We walked past many, many small and barely liveable shacks, many roadside businesses such as barbers or hair salons and spazas - little 'stores' that sell mostly stuff like pop and chips. It seemed curious but apparently during apartheid, they weren't allowed to have businesses in this area so, despite so many thousands (millions?) of people living there, there are no real 'shops' unless you go to the main roads.
One of the many roadside barbers:
On the way, groups of children suspended their road soccer game to come running afer us, posing for photos and holding our hands. Some of the children had marks on their foreheads which Ntombi explained was still a custom in some tribes - cutting the skin ensures that the child will grow.
Ntombi invited us to enter one of the houses, which turned out to be hers. She recently purchased it and shares it with 2 others. It had a small living area, 2 bedrooms, and a bathroom - probably less than 40 sq. meters - and she served us refreshments (coke, biscuits) around her small table.
After walking past Desmond Tutu and Mandela's houses we visited the Hector Pieterson museum. Hector was the 12 year old boy shot by police during the 1976 student uprising.
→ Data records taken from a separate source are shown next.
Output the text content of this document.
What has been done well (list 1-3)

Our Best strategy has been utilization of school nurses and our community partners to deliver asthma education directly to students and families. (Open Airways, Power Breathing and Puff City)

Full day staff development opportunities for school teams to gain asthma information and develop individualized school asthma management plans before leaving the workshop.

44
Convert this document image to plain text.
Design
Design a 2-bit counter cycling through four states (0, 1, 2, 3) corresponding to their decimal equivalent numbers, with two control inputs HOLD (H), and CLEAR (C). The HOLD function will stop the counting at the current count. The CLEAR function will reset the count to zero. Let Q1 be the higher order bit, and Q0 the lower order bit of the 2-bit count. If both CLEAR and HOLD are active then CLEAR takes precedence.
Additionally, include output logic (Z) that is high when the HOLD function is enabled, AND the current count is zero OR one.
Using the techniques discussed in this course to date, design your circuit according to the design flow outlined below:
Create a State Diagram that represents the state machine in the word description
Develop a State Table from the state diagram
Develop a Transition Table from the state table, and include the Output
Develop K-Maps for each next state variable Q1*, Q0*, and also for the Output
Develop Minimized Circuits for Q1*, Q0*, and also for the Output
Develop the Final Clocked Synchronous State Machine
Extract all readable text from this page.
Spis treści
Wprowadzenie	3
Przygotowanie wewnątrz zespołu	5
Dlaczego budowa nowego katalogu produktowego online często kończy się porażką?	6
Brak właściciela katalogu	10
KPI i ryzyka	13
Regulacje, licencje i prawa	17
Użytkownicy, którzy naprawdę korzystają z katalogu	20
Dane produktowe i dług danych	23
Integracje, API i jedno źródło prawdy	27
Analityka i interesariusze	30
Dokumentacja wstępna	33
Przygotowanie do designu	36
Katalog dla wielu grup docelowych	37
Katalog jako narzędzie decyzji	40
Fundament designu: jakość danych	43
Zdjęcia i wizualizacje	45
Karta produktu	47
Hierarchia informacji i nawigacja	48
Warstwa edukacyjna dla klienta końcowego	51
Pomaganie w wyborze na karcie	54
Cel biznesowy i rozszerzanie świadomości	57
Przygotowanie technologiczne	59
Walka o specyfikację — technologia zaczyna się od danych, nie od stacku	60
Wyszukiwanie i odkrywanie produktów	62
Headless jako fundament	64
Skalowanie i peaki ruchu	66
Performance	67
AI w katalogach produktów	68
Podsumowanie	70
Following the lively and vibrant community of the township, the museum was quite stark and sobering. The reason the students were protesting was because the government was requiring that all their schooling be in Afrikaans, which none of them spoke, including the teachers. This amounted to the same thing as giving them no education at all. Several hundred students were shot by police that day, some as young as 7.
A ride on a mini bus took us back to the police station and the end of the tour. Mini buses in South Africa are an interesting form of transportation - more about them later! We did arrive safely in case you were worried.
1 comment:
Have just caught up on all your blogs, Lynn, and will return regularly. What a great experience you are having. Made so much more authentic by having Sam, a genuine South African, as part of the family to ground you in the real thing. Are you reading the newspapers to get the pulse of what’s happening in the country? I’m just about finished reading “Killing Kebble” which apparently has taken the country by storm.